I have no interest in Samsung's S20 series as you can only have either QHD or 120hz, you cant use both at the same time. Despite Apple's bs marketing lie from years ago that the human eye can't see more pixels per inch than their retina displays, I certainly can and it seems Apple has acknowledged so given their new higher PPI super retina displays. My OnePlus 7 Pro was only like $900 CAD which is like half the price of the newest Samsung flagship phones. I don't have a laptop, just two desktops, and my smartphone, so my OP7 Pro meets any mobile needs I have as the screen is large enough for me so I could justify the price. I plan on keeping it for another 2 more years before I buy a new phone but I don't know which brand I will go with in the future. It will probably still be OnePlus since their products while they have gotten more expensive, are still cheaper than Samsung.

My last phone prior to my OP7 Pro was the Samsung Galaxy S7 which was my favourite phone I've ever owned. The display and ppi is the best of any display I've ever looked at and the camera took incredible photos, at least in the daytime with almost no shutter lag. It just suffered from large top and bottom bezels, low storage capacity, ****ty single firing speaker and it's inability to play music on a webpage with the screen turned off(maybe that was a Samsung OS touchwiz issue, I don't know).

My other phones I have owned before that were a Samsung Galaxy S4(total dumpster fire), iPhone 4(trash reception but otherwise great, durable phone that took tons of drops/beatings), iPhone 3GS(liked it as much as the 3G), iPhone 3G(loved it at first sight), Blackberry Pearl (overpriced useless scrap), and a Motorola ROKR(I liked that it was an Mp3 player even if it required ****ty Apple itunes.


----------



## Canadian Brotha (Jan 23, 2009)

I don’t follow phone trends at all so no clue what the best new ones are at all, & unless my phone is broken I’m never considering a new one.

I have an iPhone X & I like it just fine.


----------



## Fixxer (Jul 12, 2011)

Vtech wireless (home phone)


----------



## jim11 (May 23, 2011)

Samsung Note 20 Ultra. Poor (blurry) close-up shots.


----------



## ravens (Aug 31, 2011)

I have a Samsung Galaxy A51. I like it.


----------



## Nada (Dec 19, 2004)

Moto X4, paid $120 over a year ago. Still serving me well.


----------



## CoolLilChickadee (Nov 10, 2019)

W00DBINE said:


> Usually buy Samsung, just got the A21s and I'm liking it.


Same one. No complaints.


----------



## EmotionlessThug (Oct 4, 2011)

Moto G Power copped it during Black Friday on Amazon for $219 with 10 dollar and 5 dollar discount. 

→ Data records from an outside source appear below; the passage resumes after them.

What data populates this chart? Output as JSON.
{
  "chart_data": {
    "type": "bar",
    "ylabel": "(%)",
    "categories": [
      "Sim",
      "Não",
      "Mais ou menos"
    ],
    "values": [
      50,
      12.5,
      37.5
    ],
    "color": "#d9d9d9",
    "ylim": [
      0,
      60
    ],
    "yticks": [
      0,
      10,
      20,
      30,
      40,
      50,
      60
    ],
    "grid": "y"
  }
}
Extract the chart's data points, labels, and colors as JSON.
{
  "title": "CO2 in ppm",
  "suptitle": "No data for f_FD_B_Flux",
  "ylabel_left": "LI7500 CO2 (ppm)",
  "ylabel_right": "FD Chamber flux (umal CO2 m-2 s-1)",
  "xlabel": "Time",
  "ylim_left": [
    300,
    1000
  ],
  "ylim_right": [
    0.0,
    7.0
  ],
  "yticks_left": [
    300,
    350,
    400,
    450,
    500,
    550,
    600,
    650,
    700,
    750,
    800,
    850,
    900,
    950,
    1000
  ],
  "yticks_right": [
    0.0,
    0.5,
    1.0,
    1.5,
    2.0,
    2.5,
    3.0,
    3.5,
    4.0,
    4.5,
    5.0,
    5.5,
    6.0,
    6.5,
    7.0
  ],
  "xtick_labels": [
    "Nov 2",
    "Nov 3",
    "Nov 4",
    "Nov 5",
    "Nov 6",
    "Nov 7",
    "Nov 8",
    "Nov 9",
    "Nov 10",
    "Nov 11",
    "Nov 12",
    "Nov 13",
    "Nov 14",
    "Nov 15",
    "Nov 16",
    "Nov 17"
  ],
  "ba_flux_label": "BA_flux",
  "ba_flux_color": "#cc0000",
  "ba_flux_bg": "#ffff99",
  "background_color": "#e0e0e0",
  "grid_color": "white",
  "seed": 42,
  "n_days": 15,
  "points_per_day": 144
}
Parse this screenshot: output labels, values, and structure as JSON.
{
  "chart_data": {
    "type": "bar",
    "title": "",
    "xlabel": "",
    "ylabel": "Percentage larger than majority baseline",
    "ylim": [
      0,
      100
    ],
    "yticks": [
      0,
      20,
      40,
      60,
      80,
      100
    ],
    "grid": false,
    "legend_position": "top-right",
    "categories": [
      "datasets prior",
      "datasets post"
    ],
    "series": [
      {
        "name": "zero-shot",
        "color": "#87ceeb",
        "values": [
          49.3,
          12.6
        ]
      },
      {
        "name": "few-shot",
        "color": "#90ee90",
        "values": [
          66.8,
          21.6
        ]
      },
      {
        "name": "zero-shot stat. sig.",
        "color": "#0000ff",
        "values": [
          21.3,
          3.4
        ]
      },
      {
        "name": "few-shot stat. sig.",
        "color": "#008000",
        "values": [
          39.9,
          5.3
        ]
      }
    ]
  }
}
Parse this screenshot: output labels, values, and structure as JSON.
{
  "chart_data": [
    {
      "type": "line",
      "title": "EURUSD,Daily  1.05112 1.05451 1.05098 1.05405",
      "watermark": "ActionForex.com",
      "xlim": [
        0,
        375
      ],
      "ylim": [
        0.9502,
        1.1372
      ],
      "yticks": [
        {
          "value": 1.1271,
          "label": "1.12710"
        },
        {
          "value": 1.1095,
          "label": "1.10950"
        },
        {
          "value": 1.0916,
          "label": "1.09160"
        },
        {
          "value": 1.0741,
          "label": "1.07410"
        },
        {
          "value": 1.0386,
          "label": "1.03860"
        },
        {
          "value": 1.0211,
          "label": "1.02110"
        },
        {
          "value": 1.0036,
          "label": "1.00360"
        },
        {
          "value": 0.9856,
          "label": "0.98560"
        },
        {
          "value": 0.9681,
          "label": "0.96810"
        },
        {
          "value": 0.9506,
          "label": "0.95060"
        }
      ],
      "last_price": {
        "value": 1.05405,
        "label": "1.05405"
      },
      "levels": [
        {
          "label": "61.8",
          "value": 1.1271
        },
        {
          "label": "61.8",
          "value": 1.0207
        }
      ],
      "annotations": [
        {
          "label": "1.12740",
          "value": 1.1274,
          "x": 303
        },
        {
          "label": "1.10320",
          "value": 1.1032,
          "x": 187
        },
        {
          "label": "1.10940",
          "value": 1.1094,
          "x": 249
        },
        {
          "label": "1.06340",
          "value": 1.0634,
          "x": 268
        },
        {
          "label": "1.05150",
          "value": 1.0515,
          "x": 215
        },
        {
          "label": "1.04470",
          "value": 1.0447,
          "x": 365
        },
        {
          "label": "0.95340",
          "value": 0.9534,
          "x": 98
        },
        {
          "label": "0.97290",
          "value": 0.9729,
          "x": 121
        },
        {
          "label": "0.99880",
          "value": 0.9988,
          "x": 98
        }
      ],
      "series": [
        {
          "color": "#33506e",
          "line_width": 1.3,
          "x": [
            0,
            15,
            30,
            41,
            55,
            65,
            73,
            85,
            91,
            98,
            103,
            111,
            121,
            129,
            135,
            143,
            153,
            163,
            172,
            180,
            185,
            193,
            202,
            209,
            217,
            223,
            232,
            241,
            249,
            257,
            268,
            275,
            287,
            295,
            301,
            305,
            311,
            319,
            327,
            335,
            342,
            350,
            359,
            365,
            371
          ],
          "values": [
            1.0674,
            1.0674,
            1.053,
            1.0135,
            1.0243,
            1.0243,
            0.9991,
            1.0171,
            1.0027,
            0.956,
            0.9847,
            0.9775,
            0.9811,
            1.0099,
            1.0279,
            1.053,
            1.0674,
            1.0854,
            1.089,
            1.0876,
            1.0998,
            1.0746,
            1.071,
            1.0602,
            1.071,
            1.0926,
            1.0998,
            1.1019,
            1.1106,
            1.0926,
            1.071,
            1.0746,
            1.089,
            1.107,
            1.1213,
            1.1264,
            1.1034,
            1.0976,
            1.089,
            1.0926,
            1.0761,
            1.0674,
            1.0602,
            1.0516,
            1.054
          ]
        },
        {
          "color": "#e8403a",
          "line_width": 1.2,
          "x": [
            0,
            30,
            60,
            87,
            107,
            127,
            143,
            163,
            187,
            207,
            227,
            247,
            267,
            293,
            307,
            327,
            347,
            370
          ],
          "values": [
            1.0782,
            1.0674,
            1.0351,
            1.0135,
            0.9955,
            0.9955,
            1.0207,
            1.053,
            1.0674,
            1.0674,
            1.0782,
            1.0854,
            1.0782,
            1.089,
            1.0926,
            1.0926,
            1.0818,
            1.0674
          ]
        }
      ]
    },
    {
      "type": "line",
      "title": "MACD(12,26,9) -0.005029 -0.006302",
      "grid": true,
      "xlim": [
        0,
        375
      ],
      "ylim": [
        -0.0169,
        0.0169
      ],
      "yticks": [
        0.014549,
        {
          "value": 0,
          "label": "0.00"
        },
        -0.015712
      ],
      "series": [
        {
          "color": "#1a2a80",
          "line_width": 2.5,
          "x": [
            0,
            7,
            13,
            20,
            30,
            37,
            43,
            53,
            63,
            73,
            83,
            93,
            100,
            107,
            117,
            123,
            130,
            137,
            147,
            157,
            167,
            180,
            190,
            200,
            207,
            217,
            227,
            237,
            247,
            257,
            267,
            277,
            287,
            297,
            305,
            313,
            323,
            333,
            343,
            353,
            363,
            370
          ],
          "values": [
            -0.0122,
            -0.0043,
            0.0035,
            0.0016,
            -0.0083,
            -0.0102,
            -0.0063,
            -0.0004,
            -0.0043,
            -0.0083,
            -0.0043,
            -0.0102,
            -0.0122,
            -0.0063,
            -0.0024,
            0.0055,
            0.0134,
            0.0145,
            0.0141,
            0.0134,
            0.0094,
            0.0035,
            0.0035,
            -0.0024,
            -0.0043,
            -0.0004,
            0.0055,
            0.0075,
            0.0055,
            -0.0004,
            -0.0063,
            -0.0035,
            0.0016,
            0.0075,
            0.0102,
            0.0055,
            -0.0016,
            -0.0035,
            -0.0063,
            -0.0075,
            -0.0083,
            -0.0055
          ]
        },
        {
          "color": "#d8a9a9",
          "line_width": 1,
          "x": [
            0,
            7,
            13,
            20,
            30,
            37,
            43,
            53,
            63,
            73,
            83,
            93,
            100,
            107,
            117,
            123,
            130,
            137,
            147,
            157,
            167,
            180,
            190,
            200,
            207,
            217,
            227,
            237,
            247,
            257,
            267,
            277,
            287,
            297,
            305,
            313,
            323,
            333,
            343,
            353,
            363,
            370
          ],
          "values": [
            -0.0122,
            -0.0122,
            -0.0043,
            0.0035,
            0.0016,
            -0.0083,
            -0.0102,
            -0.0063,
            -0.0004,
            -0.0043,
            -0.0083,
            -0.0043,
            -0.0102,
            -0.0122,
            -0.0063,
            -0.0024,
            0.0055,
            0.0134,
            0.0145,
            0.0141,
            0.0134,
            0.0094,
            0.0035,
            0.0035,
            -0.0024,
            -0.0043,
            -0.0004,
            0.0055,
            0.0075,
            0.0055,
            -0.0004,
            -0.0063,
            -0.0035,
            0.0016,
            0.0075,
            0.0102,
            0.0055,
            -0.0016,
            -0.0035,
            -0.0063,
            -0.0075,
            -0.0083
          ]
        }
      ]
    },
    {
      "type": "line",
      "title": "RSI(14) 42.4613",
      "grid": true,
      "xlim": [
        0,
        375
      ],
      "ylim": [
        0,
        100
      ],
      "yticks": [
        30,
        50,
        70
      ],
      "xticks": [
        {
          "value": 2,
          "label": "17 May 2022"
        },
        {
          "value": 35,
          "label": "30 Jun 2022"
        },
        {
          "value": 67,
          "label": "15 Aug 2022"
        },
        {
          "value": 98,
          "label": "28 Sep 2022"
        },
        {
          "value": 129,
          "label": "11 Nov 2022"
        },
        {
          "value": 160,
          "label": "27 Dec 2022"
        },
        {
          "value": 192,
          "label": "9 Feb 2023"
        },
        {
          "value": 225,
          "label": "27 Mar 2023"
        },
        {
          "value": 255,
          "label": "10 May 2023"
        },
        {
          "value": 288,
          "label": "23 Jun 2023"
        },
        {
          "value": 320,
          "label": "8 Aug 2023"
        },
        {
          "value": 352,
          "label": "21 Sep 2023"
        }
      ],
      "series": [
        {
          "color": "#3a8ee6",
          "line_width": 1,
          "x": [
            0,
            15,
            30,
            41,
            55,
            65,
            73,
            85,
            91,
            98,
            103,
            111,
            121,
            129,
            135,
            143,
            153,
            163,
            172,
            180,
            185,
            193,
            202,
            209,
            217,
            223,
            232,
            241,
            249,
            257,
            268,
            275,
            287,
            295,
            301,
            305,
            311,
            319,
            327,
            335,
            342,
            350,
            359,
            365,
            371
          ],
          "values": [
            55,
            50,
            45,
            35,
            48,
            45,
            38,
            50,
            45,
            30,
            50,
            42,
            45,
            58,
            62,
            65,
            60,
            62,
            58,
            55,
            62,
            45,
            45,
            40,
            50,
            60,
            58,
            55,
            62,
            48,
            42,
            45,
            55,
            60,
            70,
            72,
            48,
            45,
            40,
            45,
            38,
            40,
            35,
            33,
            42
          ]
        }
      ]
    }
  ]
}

I'm still using Moto G6 that I got last year from Walmart for $110. The smartphone is graudally becoming slow during heavy usage.


----------



## chelseaaka (Jan 6, 2021)

This time I got an iPhone, mostly because it was part of an offer I got from the carrier. So far I'm happy with it, but I haven't learned how to do everything yet vs my old one.


----------



## Myosr (Apr 8, 2016)

I'm starting to doubt the safety of Samsung phones. (my phone still overheats), but a couple of days I accidently slept with the phone under my pillow, I woke up in the middle of the night with the phone as hot as a stove. (No apps were on). I got a little worried since I thought this kind of eat could've set my bed on fire or something. (It was so hot I had to turn it off completely).

Don't remember when I started this thread, but I've been wanting to buy a new phone for at least a year and change.


----------



## Fever Dream (Aug 18, 2015)

I guess it would be Samsung if any, but I only bought one last time because I got a good deal on it. In my experience Samsung phones tend to have battery/power issues after a few years.


----------



## Fixxer (Jul 12, 2011)

Sony. It does what I want it to do, although I'm more of a computer guy.


----------



## Crisigv (Aug 3, 2013)

Just got a Samsung s20 ultra, loving the battery life so far.


----------



## staticradio725 (Oct 25, 2020)

Google Pixel, somewhat reluctantly. It's not a bad phone, it's just that I hate how tech companies are making it harder and harder these days to have different products with different brands. Most of my stuff is already through Google, so it made the most sense for me to get a Google phone. Not wild about putting all my eggs in one basket like that, so to speak, but unfortunately it's more trouble than it's worth to not set things up that way.


----------



## Orb (Nov 5, 2012)

I tend to get a top of the line iPhone every couple of years. I do like it, but I've often thought about crossing over to Android since there's much more flexibility with what you can do, and I have a bunch of non-phone Android devices. Heck I even have the Bluestacks emulator on my touchscreen laptop - turning it into a giant tablet :lol


----------



## Canadian Brotha (Jan 23, 2009)

iPhone X


----------



## Cool Ice Dude55 (Jan 7, 2014)

I just got an Oppo phone. I like it, but it's too big. But... it's hard to find small smartphones these days...


----------



## Ninja79 (Feb 14, 2021)

Samsung galaxy on nxt
light weight , easy to use and no complaints


----------



## dinosaurparty (Oct 18, 2019)

Xiaomi

I don't bother with Apple or Samsung cause their prices are absurd. Like I'm ever gonna spend more than $200 on a phone. 
As long as it's a good price/performance ratio I'm happy. I don't care about brands at all. I'm probably gonna use my current phone until it breaks or the battery dies.


----------